Laboratory Corporation of America said this week that it has partnered with the Conference of National Black Churches (CNBC) to raise awareness and provide expanded access to colorectal cancer screening tests. Through the partnership, CNBC will distribute more than 3,000 at-home colorectal screening collection kits throughout several urban and rural locations including Atlanta, Dallas, Memphis, Washington, D.C., New Haven, Los Angeles, and Richmond. Labcorp has also conducted a survey of consumer perceptions of colorectal cancer testing that found that 62 percent of respondents are not current with recommended colorectal cancer screening; that 56 percent of those who have been screened would opt for at-home test collection if given the choice; and that only 33 percent of respondents are aware that at-home test collection kits are widely available.
Separately, Labcorp also said this week its board has approved a cash dividend of $.72 per share, payable on June 8 to shareholders of record on the close of business on May 18.
German metabolic data firm Lifespin said this week that it has obtained ISO 13485:2016 certification for its AI-based metabolomics technology platform.

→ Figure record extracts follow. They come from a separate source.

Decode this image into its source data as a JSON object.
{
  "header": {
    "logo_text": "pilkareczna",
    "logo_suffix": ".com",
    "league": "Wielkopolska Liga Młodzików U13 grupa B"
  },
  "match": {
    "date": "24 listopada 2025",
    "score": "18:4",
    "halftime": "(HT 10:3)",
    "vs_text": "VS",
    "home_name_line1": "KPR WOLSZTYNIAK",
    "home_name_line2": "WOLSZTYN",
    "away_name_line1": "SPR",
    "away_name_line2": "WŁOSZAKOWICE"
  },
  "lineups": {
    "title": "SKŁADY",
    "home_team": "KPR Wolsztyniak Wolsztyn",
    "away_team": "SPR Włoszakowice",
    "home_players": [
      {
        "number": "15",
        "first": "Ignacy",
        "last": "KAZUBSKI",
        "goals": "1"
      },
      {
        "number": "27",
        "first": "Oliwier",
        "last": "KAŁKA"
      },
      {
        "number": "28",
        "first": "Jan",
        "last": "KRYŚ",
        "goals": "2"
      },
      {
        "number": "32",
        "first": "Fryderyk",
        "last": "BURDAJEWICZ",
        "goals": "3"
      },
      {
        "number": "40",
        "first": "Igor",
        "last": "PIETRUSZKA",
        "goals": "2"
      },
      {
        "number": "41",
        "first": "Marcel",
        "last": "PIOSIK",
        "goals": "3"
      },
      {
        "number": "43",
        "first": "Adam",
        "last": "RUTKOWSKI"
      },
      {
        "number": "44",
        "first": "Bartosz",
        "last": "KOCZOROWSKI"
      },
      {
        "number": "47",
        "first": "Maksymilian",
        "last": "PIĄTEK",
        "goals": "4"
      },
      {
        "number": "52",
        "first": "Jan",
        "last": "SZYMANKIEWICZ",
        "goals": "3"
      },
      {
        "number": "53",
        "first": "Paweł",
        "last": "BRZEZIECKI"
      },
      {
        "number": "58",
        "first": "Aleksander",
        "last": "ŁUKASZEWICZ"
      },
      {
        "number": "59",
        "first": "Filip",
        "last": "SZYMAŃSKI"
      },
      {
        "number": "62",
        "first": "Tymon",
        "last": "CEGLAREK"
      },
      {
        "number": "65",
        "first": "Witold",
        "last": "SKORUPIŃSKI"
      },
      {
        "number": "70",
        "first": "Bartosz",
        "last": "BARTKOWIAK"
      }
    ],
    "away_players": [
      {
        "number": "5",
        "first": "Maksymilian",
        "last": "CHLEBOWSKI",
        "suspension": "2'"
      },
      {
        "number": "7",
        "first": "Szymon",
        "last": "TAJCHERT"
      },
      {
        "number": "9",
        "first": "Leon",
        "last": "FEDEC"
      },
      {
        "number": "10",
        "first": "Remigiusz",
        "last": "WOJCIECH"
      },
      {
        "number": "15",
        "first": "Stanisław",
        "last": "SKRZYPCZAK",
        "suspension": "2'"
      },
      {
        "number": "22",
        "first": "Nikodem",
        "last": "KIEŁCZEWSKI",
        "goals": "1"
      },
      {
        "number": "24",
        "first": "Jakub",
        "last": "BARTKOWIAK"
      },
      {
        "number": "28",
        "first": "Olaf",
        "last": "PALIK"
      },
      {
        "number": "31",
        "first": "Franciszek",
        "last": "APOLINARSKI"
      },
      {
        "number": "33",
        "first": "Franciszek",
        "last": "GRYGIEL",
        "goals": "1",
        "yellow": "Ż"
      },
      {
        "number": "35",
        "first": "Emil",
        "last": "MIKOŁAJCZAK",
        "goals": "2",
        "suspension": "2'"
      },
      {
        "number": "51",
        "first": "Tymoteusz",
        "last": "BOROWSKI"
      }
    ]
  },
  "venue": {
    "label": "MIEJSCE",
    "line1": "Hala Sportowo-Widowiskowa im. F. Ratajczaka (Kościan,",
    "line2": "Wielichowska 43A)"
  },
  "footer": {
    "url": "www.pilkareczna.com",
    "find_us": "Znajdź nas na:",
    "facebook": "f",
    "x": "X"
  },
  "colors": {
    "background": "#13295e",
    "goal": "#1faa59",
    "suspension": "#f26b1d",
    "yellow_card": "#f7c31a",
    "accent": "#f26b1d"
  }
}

The platform, located in Regensburg, where Lifespan is headquartered, leverages metabolomic data for health, diagnostics, and disease management, as well as drug research and development. The company said its database includes information covering neurology, oncology, and inflammation.

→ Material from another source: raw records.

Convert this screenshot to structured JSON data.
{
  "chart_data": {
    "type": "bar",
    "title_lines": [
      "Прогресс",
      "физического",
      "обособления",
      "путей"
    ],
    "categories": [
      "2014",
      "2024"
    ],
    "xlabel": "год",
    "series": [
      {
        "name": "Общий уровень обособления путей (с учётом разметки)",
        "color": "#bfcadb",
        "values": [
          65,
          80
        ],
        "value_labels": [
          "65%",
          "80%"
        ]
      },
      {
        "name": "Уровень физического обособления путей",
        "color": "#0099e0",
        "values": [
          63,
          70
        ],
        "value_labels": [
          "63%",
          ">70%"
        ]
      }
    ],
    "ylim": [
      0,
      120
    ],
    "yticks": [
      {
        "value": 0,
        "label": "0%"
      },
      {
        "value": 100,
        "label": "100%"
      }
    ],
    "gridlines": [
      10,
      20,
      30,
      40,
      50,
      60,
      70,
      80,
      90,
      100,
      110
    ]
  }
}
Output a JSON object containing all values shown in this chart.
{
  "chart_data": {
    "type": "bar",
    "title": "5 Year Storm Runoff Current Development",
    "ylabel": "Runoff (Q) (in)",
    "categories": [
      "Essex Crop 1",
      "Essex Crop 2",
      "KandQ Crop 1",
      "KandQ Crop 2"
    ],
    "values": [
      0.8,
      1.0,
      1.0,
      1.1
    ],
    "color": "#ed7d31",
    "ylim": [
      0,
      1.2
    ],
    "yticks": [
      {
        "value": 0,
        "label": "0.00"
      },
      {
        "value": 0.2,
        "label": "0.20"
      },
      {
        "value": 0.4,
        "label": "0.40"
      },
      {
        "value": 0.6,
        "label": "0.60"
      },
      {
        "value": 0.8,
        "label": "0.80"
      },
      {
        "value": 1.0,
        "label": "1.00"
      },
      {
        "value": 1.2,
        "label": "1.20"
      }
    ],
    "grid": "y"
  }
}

Bio-Techne announced this week that it has completed its $257 million investment in Wilson Wolf Manufacturing after Wilson Wolf achieved the trailing 12-month earnings before interest, taxes, depreciation, and amortization (EBITDA) target of $55 million. The investment gives Bio-Techne a 20 percent ownership stake in Wilson Wolf, Minneapolis-based Bio-Techne said in a statement. The agreement also gives Bio-Techne the right to acquire the remaining ownership stake in Wilson Wolf for $1.0 billion upon achievement of 12-month trailing revenues of $226 million or EBITDA of $136 million. If the milestone isn’t achieved by Dec. 31, 2027, Bio-Techne may acquire Wilson Wolf for about 4.4X trailing 12-month revenues.
Chinese in vitro diagnostics company Shuwen Biotech said last month that it has acquired patents for molecular subtyping of triple-negative breast cancer (so-called Fudan subtyping) from Fudan University Shanghai Cancer Center. In addition, Shuwen and FUSCC are collaborating to develop and commercialize the technology. The subtyping method classifies TNBCs into four groups based on their transcriptomes: luminal androgen receptor, immunomodulatory, basal-like immune-suppressed, and mesenchymal-like. Two prospective clinical trials demonstrated that patients receiving personalized treatment based on their Fudan subtyping results had improved overall response rates, according to Shuwen.
In Brief This Week is a selection of news items that may be of interest to our readers but had not previously appeared on 360Dx.